D’un coup, le mal de tête se fait sentir. Hubert m’en avait parlé avant le décollage. Ça arrive, m’avait-il dit, ce n’est pas grave, mais une fois que c’est là, ça ne fait qu’empirer. Alors, il est temps de redescendre et de retrouver la terre ferme. Le rêve prend fin et malgré l’étourdissement, je continue de profiter encore un peu de tout ça. J’imprime les sensations et les images dans ma tête. Petit cadeau de la fin, au-dessus de Menthon, Hubert joue avec mon estomac et nous fait virevolter à toute vitesse sur nous-même. J’éclate de rire, la réaction instinctive à ce moment hors du temps et de l’espace. Il m’explique que mes jambes sont peut-être un peu endolories et que je dois donc commencer à les bouger, ainsi que mes pieds. À quelques mètres seulement du sol, on doit commencer à courir pour faire le mouvement exact une fois qu’on touche le sol. Le problème c’est que mes jambes sont vraiment endolories malgré les petits mouvements précédents et je ne sens pas le sol qui arrive. Tout se dérobe sous mes pieds et je m’écroule emportant avec moi Hubert.

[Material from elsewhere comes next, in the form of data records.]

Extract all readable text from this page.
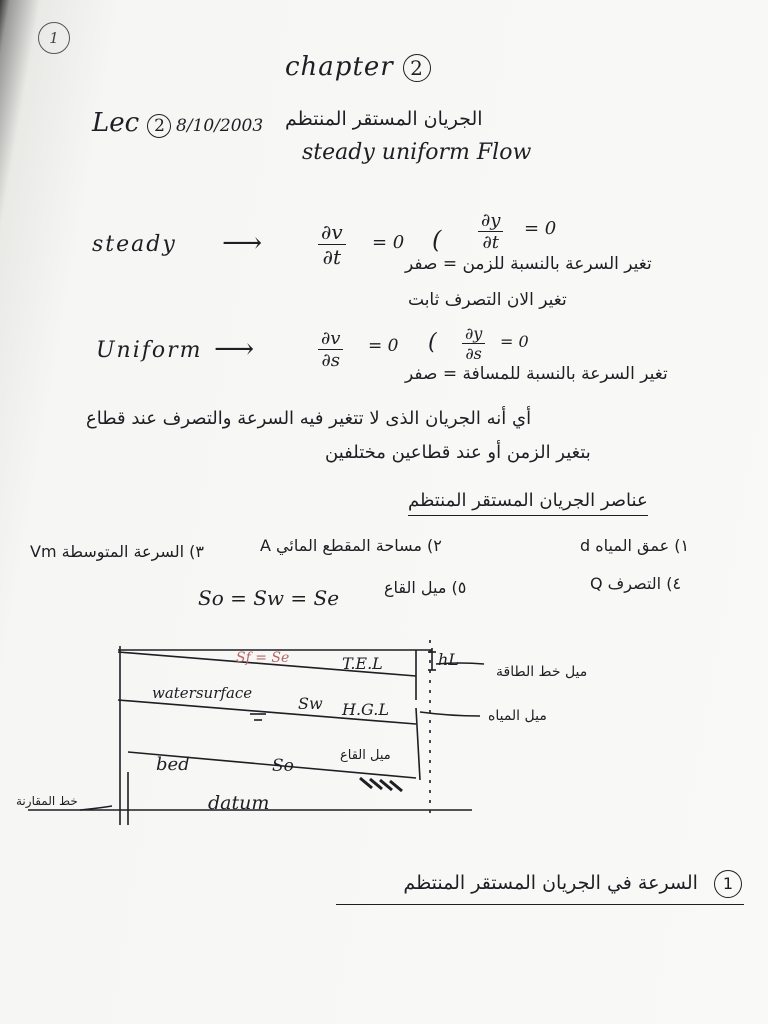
1
chapter 2
Lec 2 8/10/2003 الجريان المستقر المنتظم
steady uniform Flow
steady ⟶	$\frac{\partial v}{\partial t} = 0$ ( $\frac{\partial y}{\partial t} = 0$
تغير السرعة بالنسبة للزمن = صفر
تغير الان التصرف ثابت
Uniform ⟶	$\frac{\partial v}{\partial s} = 0$ ( $\frac{\partial y}{\partial s} = 0$
تغير السرعة بالنسبة للمسافة = صفر
أي أنه الجريان الذى لا تتغير فيه السرعة والتصرف عند قطاع
بتغير الزمن أو عند قطاعين مختلفين
عناصر الجريان المستقر المنتظم
١) عمق المياه d
٢) مساحة المقطع المائي A
٣) السرعة المتوسطة Vm
٤) التصرف Q
٥) ميل القاع
So = Sw = Se
Sf = Se	T.E.L	hL
ميل خط الطاقة
watersurface
Sw H.G.L	ميل المياه
bed	So
ميل القاع
datum
خط المقارنة
1 السرعة في الجريان المستقر المنتظم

On s’emmêle dans les fils et dans la voile et on rigole comme des enfants. Alors que mon professeur reprend rapidement ses esprits et se lève sans grande difficulté, mon corps ne suit plus et ne comprend pas ce qu’il vient de se passer. Je rigole nerveusement et j’essaie de remettre de l’ordre dans tout ça. Je reste encore quelques minutes, assise dans l’herbe et finis par me relever, la tête encore dans les airs. J’aide Hubert, non sans mal, à replier la voile et à ranger le matériel. Et je le remercie mille fois pour ces deux heures et ce voyage hallucinant à la cime des arbres et à l’aplomb des montagnes.

Un au revoir et encore un merci, mes pieds et ma tête réalisent qu’ils sont bien revenus sur terre et qu’il faut reprendre la voiture. La voiture ?! OUF, elle est toujours là mais j’ai l’impression de ne plus savoir où j’habite et comment conduire cet engin. Je respire un bon coup et démarre le moteur, cet aparté est définitivement terminé. Demain, je reprendrai les recherches d’appartement et de boulot pour ma vie future. Ce moment restera gravé à jamais en moi et honnêtement, je ne rêve que d’une chose, c’est d’y retourner ! Merci Hubert !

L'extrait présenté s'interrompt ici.